Resources

Observatories

The Southern African Large Telescope (SALT)
Dartmouth's major ground-based facility is the Southern African Large Telescope (SALT) in Sutherland, South Africa which is used remotely via queue scheduling. SALT is the largest single optical telescope in the southern hemisphere and among the largest in the world. It has a hexagonal primary mirror array 11 metres across, comprising 91 individual 1m hexagonal mirrors.

MDM Astronomical Observatory
MDM is operated jointly by Dartmouth, the University of Michigan, Ohio State University, Ohio University, and Columbia University. MDM has 2.4-m and 1.3-m telescopes and a suite of state-of-the-art optical and infrared instruments.

On Campus
For teaching purposes the Department has one 12 inch and one 14 inch Meade. These telescopes are located on the roof of Wilder Laboratory.

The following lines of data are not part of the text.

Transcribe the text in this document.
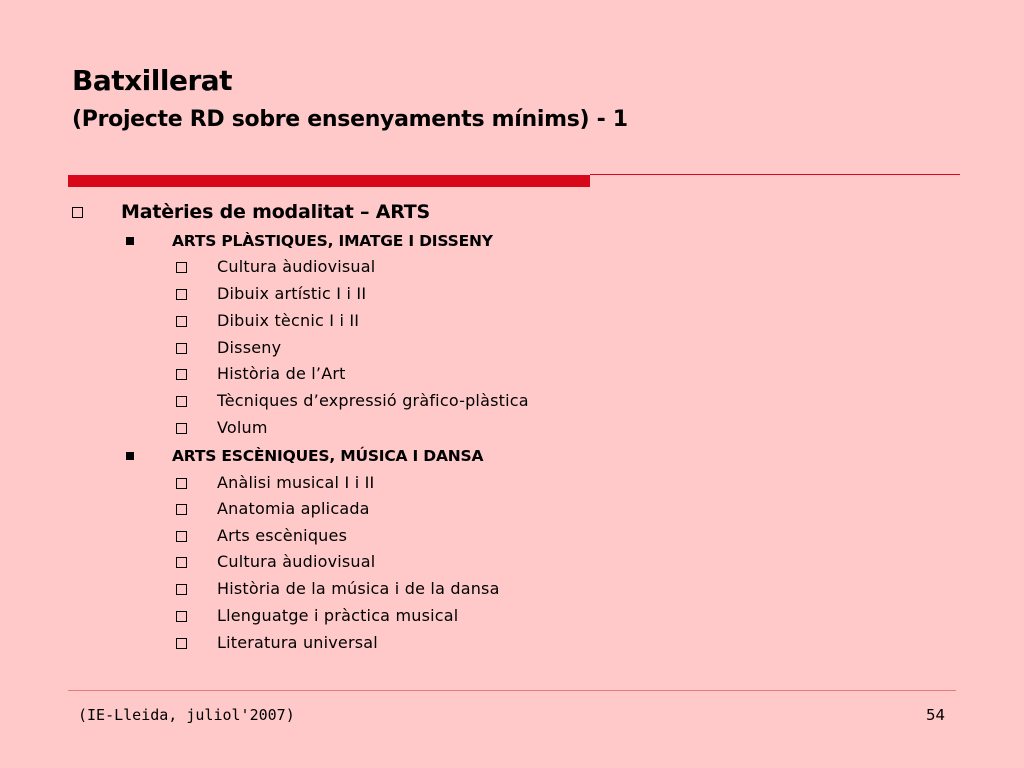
Batxillerat
(Projecte RD sobre ensenyaments mínims) - 1
Matèries de modalitat – ARTS
ARTS PLÀSTIQUES, IMATGE I DISSENY
Cultura àudiovisual
Dibuix artístic I i II
Dibuix tècnic I i II
Disseny
Història de l’Art
Tècniques d’expressió gràfico-plàstica
Volum
ARTS ESCÈNIQUES, MÚSICA I DANSA
Anàlisi musical I i II
Anatomia aplicada
Arts escèniques
Cultura àudiovisual
Història de la música i de la dansa
Llenguatge i pràctica musical
Literatura universal
(IE-Lleida, juliol'2007)	54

In addition to SALT and MDM, Dartmouth astronomers, faculty, and students make use of many more of the world's leading space- and ground-based observational facilities, including the Hubble, Spitzer, and Herschel space observatories, Chandra, XMM-Newton, NuSTAR, and Suzaku X-ray satellites, the Wide-Field Infrared Survey Explorer, W.M. Keck Observatory, MMT Observatory, and the Sloan Digital Sky Survey, as well as being involved in the planning of upcoming and proposed missions including WFXT. - See more at: http://physics.dartmouth.edu/research/astrophysics#sthash.MkV4NxCE.dpuf

Discovery Computer Cluster

On campus computational research utilizes the Discovery Computer Cluster.  Individual faculty members, and the Department of Physics and Astronomy have bought a large number of nodes on this cluster, and the department is one of the largest users of this 2600+ core Linux cluster.